You are viewing a plain text version of this content. The canonical link for it is here.
Posted to dev@spark.apache.org by Khalid Mammadov <kh...@gmail.com> on 2022/10/02 16:19:17 UTC

Missing string replace function

Hi,

As you know there's no string "replace" function inside
pyspark.sql.functions for PySpark nor in org.apache.sql.functions for
Scala/Java and was wondering why is that so? And I know there's
regexp_replace instead and na.replace or SQL with expr.

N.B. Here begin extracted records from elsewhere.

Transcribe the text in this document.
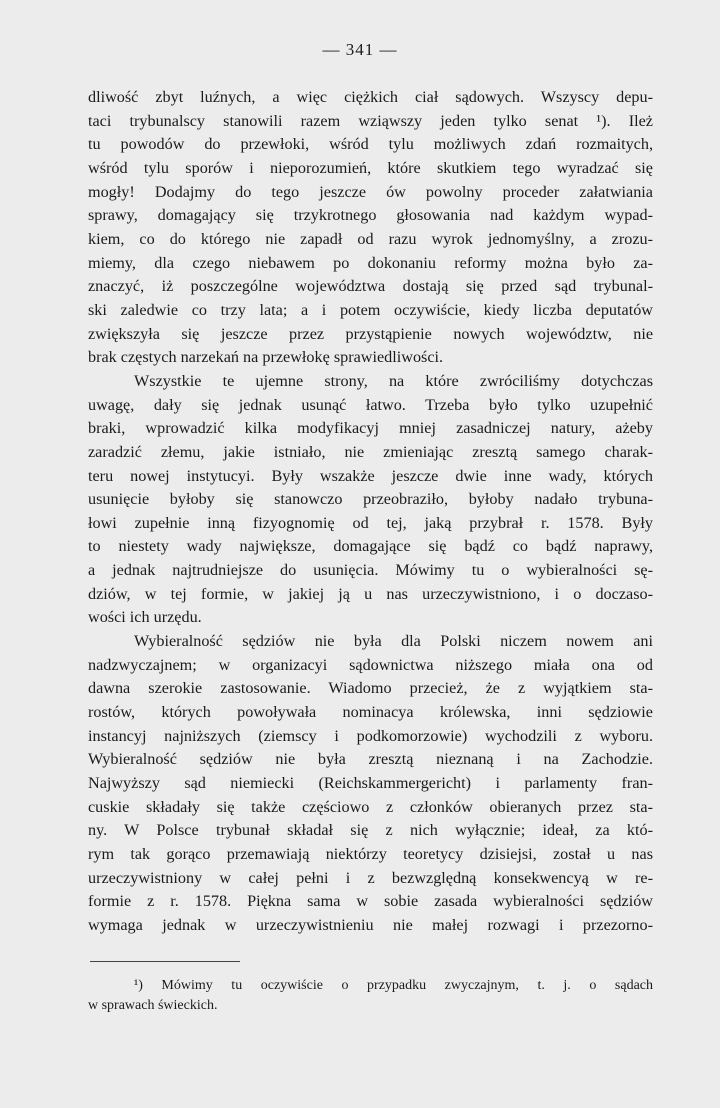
— 341 —

dliwość zbyt luźnych, a więc ciężkich ciał sądowych. Wszyscy depu-
taci trybunalscy stanowili razem wziąwszy jeden tylko senat ¹). Ileż
tu powodów do przewłoki, wśród tylu możliwych zdań rozmaitych,
wśród tylu sporów i nieporozumień, które skutkiem tego wyradzać się
mogły! Dodajmy do tego jeszcze ów powolny proceder załatwiania
sprawy, domagający się trzykrotnego głosowania nad każdym wypad-
kiem, co do którego nie zapadł od razu wyrok jednomyślny, a zrozu-
miemy, dla czego niebawem po dokonaniu reformy można było za-
znaczyć, iż poszczególne województwa dostają się przed sąd trybunal-
ski zaledwie co trzy lata; a i potem oczywiście, kiedy liczba deputatów
zwiększyła się jeszcze przez przystąpienie nowych województw, nie
brak częstych narzekań na przewłokę sprawiedliwości.

Wszystkie te ujemne strony, na które zwróciliśmy dotychczas
uwagę, dały się jednak usunąć łatwo. Trzeba było tylko uzupełnić
braki, wprowadzić kilka modyfikacyj mniej zasadniczej natury, ażeby
zaradzić złemu, jakie istniało, nie zmieniając zresztą samego charak-
teru nowej instytucyi. Były wszakże jeszcze dwie inne wady, których
usunięcie byłoby się stanowczo przeobraziło, byłoby nadało trybuna-
łowi zupełnie inną fizyognomię od tej, jaką przybrał r. 1578. Były
to niestety wady największe, domagające się bądź co bądź naprawy,
a jednak najtrudniejsze do usunięcia. Mówimy tu o wybieralności sę-
dziów, w tej formie, w jakiej ją u nas urzeczywistniono, i o doczaso-
wości ich urzędu.

Wybieralność sędziów nie była dla Polski niczem nowem ani
nadzwyczajnem; w organizacyi sądownictwa niższego miała ona od
dawna szerokie zastosowanie. Wiadomo przecież, że z wyjątkiem sta-
rostów, których powoływała nominacya królewska, inni sędziowie
instancyj najniższych (ziemscy i podkomorzowie) wychodzili z wyboru.
Wybieralność sędziów nie była zresztą nieznaną i na Zachodzie.
Najwyższy sąd niemiecki (Reichskammergericht) i parlamenty fran-
cuskie składały się także częściowo z członków obieranych przez sta-
ny. W Polsce trybunał składał się z nich wyłącznie; ideał, za któ-
rym tak gorąco przemawiają niektórzy teoretycy dzisiejsi, został u nas
urzeczywistniony w całej pełni i z bezwzględną konsekwencyą w re-
formie z r. 1578. Piękna sama w sobie zasada wybieralności sędziów
wymaga jednak w urzeczywistnieniu nie małej rozwagi i przezorno-

¹) Mówimy tu oczywiście o przypadku zwyczajnym, t. j. o sądach
w sprawach świeckich.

I think it's one of the fundamental functions in users/developers toolset
and available almost in every language. It takes time for new Spark devs to
realise it's not there and to use alternative ones. So, I think it would be
nice to have one.
I had already got a prototype for Scala (which is just a sugar over
regexp_replace) and works like a charm:)

Would like to know your opinion to contribute or not needed...

Thanks
Khalid

Re: EXT: Re: Missing string replace function

Posted by Vibhor Gupta <Vi...@walmart.com.INVALID>.
Hi Khalid,

See https://issues.apache.org/jira/browse/SPARK-31628.

It might just be a syntactic sugar over the StringReplace<https://github.com/apache/spark/blob/master/sql/catalyst/src/main/scala/org/apache/spark/sql/catalyst/expressions/stringExpressions.scala#L662> class, but it makes the things a little easier and neater.

There are a lot of such missing APIs in scala and python.

Regards,
Vibhor


________________________________
From: russell.spitzer@gmail.com <ru...@gmail.com>
Sent: Monday, October 3, 2022 12:31 AM
To: Khalid Mammadov <kh...@gmail.com>
Cc: dev <de...@spark.apache.org>
Subject: EXT: Re: Missing string replace function

EXTERNAL: Report suspicious emails to Email Abuse.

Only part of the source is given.